Obviously, under the current law the examiner acted correctly in not citing my claims since they had not been allowed yet. But now that my patents are issued, there is no clarity under which manufacturing can firmly proceed without seeking to resolve the apparent controversy in some legal manner.

If I sue, then the infringer's patents are not part of the case unless I can get the judge to accept the importance of resolving the priority and subject matter in the issue of our mutual patents and allow for DJ's on the infringer's patents--this is uncommon, as I understand it, but I see not other way to resolve this without working within the USPTO which is very costly as well.

I don't want to toot my horn too much but its fairly apparent that greater portion of the best ideas are not coming from the large companies. Accordingly, why maintain a social system that favors the rich and powerful when in doing so one undermines the purpose and benefit of the patent system?


Right now the patent office just allowed someone to patent the breast cancer gene. They didn't invent it, simply discovered the specific gene; yet the US Patent Office allowed them to patent something that has already existed. If this is the case, I would like to file for a patent for heart, get the idea.

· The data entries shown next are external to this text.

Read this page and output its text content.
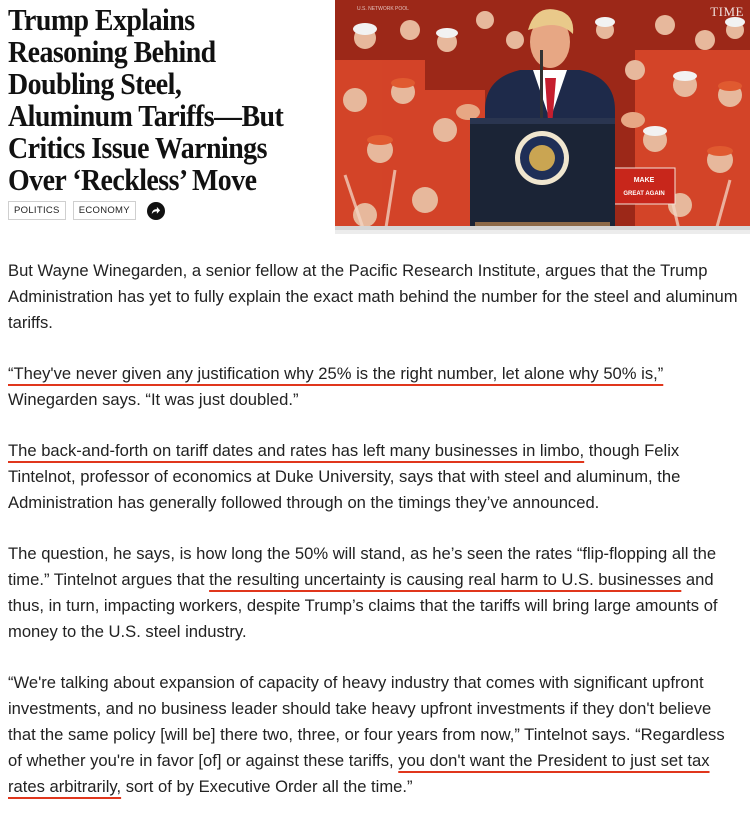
Trump Explains
Reasoning Behind
Doubling Steel,
Aluminum Tariffs—But
Critics Issue Warnings
Over ‘Reckless’ Move
POLITICS	ECONOMY
MAKE
GREAT AGAIN
TIME
U.S. NETWORK POOL

But Wayne Winegarden, a senior fellow at the Pacific Research Institute, argues that the Trump Administration has yet to fully explain the exact math behind the number for the steel and aluminum tariffs.

“They've never given any justification why 25% is the right number, let alone why 50% is,” Winegarden says. “It was just doubled.”

The back-and-forth on tariff dates and rates has left many businesses in limbo, though Felix Tintelnot, professor of economics at Duke University, says that with steel and aluminum, the Administration has generally followed through on the timings they’ve announced.

The question, he says, is how long the 50% will stand, as he’s seen the rates “flip-flopping all the time.” Tintelnot argues that the resulting uncertainty is causing real harm to U.S. businesses and thus, in turn, impacting workers, despite Trump’s claims that the tariffs will bring large amounts of money to the U.S. steel industry.

“We're talking about expansion of capacity of heavy industry that comes with significant upfront investments, and no business leader should take heavy upfront investments if they don't believe that the same policy [will be] there two, three, or four years from now,” Tintelnot says. “Regardless of whether you're in favor [of] or against these tariffs, you don't want the President to just set tax rates arbitrarily, sort of by Executive Order all the time.”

You’re obviously not a small businessman. Regardless of what you may claim, you must work for an IBM or Microsoft type of entity. Remember that small business is the backbone of American enterprise--not big business. No one, absolutely no one, that has a small business is for patent "reform."


To Ronald J Riley,
Being American is about thriving capitalism. Companies don't and shouldn't care about the jobs here or for that matter anywhere. As long as they are operating legally, companies are ultimately responsible for shareholders, and not Joe Citizens like you. Once American workers start accepting the fact that we are extremely overpriced for any economy, we will come to terms with what businesses really want. At the end of the day, it is those businesses that give us our jobs, not anything else. Once we accept the fact that we don't deserve our exaggerated salaries, we will then think twice before spending $30,000 on cars and $500,000 on houses. It is a vicious cycle. Overpriced cars, overpriced houses, overpriced commodities, and as a result of all of that jazz, Americans feel that we need overpriced jobs. Ultimately, if all these items are available at reasonable prices, I wouldn't mind working for $8 an hour again.


As the recipient of 8 utility patents, 2 design patents, and several trademarks, I am chagrined at the degeneration of the patent process over the last 30 years from most all aspects. I am the "lone inventor." My patents do not "paper walls." They have become real products, that help real people and have put real money in my bank account since 1982. They have built companies, employed people, fed families, and paid lots of taxes. Frankly, I have little hope for the possibility of any equity to be realized by the lone, American inventor in the future. It's not just the overall stifling bureaucracy of the USPTO, or the punitive fees and actions--it is even more basic than that. The caliber of most of today's examiners is... well, pathetic. I spent nearly $22,000 on one application in the late 1990s for a simple device that would have saved many lives in the medical operating room and saved hospitals incredible sums by protecting valuable O.R. equipment. The application ended up at the whim of a young woman with a degree in the social sciences from G.W. University. We gave up. I just could not afford another office action sent to my attorney copied from some internet site she thought related to our plastic substrate. The woman actually thought that all polyurethane plastics were the same. It is a huge family of polymers with a huge number of variable characteristics. This, of course, was only a small component of the device. Her lack of knowledge, however, was simply unbearable from an engineering standpoint. When confronted with such blatant ignorance, there's little point in endeavoring. The society is rotten to the core. The horribly broken, liberalized, unionized U.S. education system (K through PhD) in concert with greedy lawyers and politicians have destroyed the nation. Go read Atlas Shrugged. Ayn was right. It's coming to pass.